Alternately, the answer is easily determined from your formula $\vec{L} = I_x \omega_x \hat{i} + I_y \omega_y \hat{j}+I_z \omega_z \hat{k}$ if you interpret it correctly. Have you covered the notion of moment of inertia tensor and principal axes?

 

[Dustgil]

We have, I'm just unsure of how to apply it. I'd imagine one of the principal axes is along the length of the rod, correct?

 

[TSny]

We have, I'm just unsure of how to apply it. I'd imagine one of the principal axes is along the length of the rod, correct?

Yes. The formula assumes that you choose your coordinate axes to align with principal axes of the rod. So, you'll need to choose one of the coordinate axes to be along the length of the rod.

It can be a little confusing because the rod is changing its orientation relative to the inertial "lab" frame. But for a specific instant of time, you can choose the coordinate axes so that one of the axes is along the length of the rod.

 

[Dustgil]

so if i choose the z axis to be along the length of the rod then will omega work out like this?
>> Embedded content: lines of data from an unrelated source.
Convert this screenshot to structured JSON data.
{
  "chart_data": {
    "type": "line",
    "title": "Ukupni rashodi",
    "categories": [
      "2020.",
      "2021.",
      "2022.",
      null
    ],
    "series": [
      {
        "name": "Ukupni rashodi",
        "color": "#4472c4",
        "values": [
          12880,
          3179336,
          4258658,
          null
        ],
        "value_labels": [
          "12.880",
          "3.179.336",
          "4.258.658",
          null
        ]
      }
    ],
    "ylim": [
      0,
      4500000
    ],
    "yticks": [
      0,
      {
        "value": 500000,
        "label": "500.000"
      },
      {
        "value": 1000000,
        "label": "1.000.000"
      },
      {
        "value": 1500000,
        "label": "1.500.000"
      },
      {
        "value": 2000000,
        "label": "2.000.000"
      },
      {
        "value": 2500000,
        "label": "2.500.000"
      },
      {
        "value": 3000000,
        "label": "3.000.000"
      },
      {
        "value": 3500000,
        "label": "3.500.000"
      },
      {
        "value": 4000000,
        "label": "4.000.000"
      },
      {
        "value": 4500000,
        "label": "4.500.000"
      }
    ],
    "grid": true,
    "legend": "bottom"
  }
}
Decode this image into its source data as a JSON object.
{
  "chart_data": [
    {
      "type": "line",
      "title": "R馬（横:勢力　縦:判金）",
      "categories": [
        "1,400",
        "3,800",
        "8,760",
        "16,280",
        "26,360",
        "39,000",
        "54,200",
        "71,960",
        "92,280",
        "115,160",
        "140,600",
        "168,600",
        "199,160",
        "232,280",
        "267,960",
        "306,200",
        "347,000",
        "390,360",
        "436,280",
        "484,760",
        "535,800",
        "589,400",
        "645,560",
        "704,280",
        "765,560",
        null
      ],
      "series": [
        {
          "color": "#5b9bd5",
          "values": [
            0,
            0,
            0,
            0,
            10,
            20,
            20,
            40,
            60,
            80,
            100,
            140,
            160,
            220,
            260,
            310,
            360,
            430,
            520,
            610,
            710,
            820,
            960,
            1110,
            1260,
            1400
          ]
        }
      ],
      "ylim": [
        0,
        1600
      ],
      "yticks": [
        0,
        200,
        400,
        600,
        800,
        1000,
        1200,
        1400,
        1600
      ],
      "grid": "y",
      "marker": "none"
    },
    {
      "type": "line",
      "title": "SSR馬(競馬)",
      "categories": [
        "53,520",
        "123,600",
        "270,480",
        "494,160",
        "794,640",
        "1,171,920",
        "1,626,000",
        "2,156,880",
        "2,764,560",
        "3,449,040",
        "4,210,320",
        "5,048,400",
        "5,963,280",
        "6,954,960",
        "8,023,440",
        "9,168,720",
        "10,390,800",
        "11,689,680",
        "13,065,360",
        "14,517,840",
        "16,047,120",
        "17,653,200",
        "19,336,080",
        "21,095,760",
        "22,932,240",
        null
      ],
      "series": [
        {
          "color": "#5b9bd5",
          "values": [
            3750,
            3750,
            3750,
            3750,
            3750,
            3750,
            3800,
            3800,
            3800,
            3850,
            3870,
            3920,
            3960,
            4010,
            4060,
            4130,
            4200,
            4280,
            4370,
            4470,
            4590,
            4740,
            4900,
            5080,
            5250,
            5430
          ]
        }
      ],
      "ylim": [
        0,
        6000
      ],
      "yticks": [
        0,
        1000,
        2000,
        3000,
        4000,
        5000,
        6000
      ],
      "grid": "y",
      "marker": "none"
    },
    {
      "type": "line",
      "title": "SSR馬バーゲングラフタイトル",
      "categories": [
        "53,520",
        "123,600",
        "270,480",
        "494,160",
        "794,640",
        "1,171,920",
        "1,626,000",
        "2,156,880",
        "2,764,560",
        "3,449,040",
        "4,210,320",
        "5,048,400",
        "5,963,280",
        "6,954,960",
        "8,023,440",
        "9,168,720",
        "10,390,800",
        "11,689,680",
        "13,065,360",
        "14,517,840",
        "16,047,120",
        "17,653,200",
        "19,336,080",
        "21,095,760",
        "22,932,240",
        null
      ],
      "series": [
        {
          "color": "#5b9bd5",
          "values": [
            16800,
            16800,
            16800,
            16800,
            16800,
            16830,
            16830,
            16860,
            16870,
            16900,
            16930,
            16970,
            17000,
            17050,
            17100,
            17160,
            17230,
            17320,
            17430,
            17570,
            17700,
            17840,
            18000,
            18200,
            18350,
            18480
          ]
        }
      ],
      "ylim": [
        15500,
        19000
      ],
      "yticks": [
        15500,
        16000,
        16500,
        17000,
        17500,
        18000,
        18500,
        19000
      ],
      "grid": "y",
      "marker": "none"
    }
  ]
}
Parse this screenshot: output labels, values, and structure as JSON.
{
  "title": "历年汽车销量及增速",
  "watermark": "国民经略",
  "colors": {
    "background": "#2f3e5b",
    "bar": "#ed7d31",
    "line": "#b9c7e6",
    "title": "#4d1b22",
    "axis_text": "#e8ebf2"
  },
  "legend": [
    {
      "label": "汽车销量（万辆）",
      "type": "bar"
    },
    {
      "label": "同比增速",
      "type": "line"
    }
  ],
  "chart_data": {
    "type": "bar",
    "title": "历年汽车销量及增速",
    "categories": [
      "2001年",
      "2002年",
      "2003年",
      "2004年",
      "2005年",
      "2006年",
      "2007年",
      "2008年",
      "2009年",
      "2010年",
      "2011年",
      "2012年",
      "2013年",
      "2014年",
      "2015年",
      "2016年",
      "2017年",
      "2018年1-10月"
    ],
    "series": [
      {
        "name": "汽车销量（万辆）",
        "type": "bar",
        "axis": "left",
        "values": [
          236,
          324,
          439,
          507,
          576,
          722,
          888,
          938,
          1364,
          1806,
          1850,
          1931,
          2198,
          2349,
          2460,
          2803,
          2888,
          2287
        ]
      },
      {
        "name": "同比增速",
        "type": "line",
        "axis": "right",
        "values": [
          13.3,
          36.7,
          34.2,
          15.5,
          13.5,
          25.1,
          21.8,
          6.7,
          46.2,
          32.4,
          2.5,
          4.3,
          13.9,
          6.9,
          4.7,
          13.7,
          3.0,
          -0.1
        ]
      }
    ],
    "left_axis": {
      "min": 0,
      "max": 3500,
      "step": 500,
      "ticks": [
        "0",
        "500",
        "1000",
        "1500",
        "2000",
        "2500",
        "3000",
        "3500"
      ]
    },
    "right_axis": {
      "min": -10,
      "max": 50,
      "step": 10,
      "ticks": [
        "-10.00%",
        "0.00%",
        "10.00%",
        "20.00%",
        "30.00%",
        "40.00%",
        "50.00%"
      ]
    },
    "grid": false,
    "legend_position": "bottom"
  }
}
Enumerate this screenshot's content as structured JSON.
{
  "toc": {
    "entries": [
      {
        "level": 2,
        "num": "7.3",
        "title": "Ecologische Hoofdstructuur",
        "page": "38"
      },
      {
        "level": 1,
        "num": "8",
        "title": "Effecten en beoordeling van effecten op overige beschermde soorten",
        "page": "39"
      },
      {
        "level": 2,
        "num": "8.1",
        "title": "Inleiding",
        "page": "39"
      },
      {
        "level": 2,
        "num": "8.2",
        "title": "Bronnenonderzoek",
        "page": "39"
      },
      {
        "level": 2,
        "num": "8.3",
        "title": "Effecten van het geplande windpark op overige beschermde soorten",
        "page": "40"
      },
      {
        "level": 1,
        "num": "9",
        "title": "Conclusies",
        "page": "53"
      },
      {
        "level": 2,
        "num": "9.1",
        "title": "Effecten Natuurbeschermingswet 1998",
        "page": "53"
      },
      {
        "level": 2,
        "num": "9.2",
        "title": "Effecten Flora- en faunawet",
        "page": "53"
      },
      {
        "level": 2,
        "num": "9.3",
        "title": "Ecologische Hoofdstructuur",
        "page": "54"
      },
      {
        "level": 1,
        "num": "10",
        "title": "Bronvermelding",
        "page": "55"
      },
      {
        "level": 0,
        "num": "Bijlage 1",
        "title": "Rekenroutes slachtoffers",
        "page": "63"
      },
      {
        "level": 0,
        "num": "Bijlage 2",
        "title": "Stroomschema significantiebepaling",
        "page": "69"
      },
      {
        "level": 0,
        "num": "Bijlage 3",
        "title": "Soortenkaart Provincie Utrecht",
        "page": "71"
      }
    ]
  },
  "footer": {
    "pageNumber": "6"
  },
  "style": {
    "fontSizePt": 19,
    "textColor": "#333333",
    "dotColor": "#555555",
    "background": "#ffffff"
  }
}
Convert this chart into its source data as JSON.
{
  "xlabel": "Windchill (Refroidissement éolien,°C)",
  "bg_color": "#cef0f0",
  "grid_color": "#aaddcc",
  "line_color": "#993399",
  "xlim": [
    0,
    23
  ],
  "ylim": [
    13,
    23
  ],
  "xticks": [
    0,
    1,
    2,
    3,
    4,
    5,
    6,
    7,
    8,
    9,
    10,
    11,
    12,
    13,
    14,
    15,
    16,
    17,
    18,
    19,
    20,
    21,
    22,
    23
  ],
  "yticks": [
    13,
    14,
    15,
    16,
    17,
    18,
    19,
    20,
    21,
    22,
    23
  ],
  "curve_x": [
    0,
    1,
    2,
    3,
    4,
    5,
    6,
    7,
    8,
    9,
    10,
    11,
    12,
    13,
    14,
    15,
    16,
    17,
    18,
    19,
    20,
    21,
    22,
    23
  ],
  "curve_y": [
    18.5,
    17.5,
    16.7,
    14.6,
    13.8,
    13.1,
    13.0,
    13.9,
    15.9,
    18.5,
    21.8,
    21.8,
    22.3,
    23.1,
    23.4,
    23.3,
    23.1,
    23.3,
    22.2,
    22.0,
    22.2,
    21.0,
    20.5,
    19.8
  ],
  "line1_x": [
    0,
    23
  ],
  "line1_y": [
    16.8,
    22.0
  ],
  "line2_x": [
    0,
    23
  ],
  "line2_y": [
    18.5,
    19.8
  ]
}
$$\omega_{x} = cos(\alpha)$$
$$\omega_{y} = sin(\alpha)$$

This was the problem I was really having with the route. I couldn't understand the geometry well enough to break omega in components.

 

[TSny]

so if i choose the z axis to be along the length of the rod then will omega work out like this?

$$\omega_{x} = cos(\alpha)$$
$$\omega_{y} = sin(\alpha)$$

No. If you choose the z axis along the rod, wouldn't $\vec{\omega}$ have a nonzero z component? The x and y components of $\vec{\omega}$ would depend on your choice of orientation of the x and y axes. Choose the orientation to simplify the calculation.

 

[Dustgil]

I guess you're suggesting that omega would go to zero along either the x or y axis. the moment of inertia around the z axis is zero so that would leave one component. I think you can choose the axes so that either x or y is orthogonal to the direction of omega. Is this the correct track?

 

[TSny]

I think you can choose the axes so that either x or y is orthogonal to the direction of omega. Is this the correct track?

Yes.

the moment of inertia around the z axis is zero so that would leave one component.

One component of what?

 

[Dustgil]

of the angular momentum.

 

[TSny]

of the angular momentum.

OK, yes.

 

[Dustgil]

Okay. I have to go into work now but the second part should just involve taking the derivative of the angular momentum, right? Not sure how that shakes out to both sin and cos in the term.

 

[TSny]

the second part should just involve taking the derivative of the angular momentum, right?

Yes, that's right (the time derivative).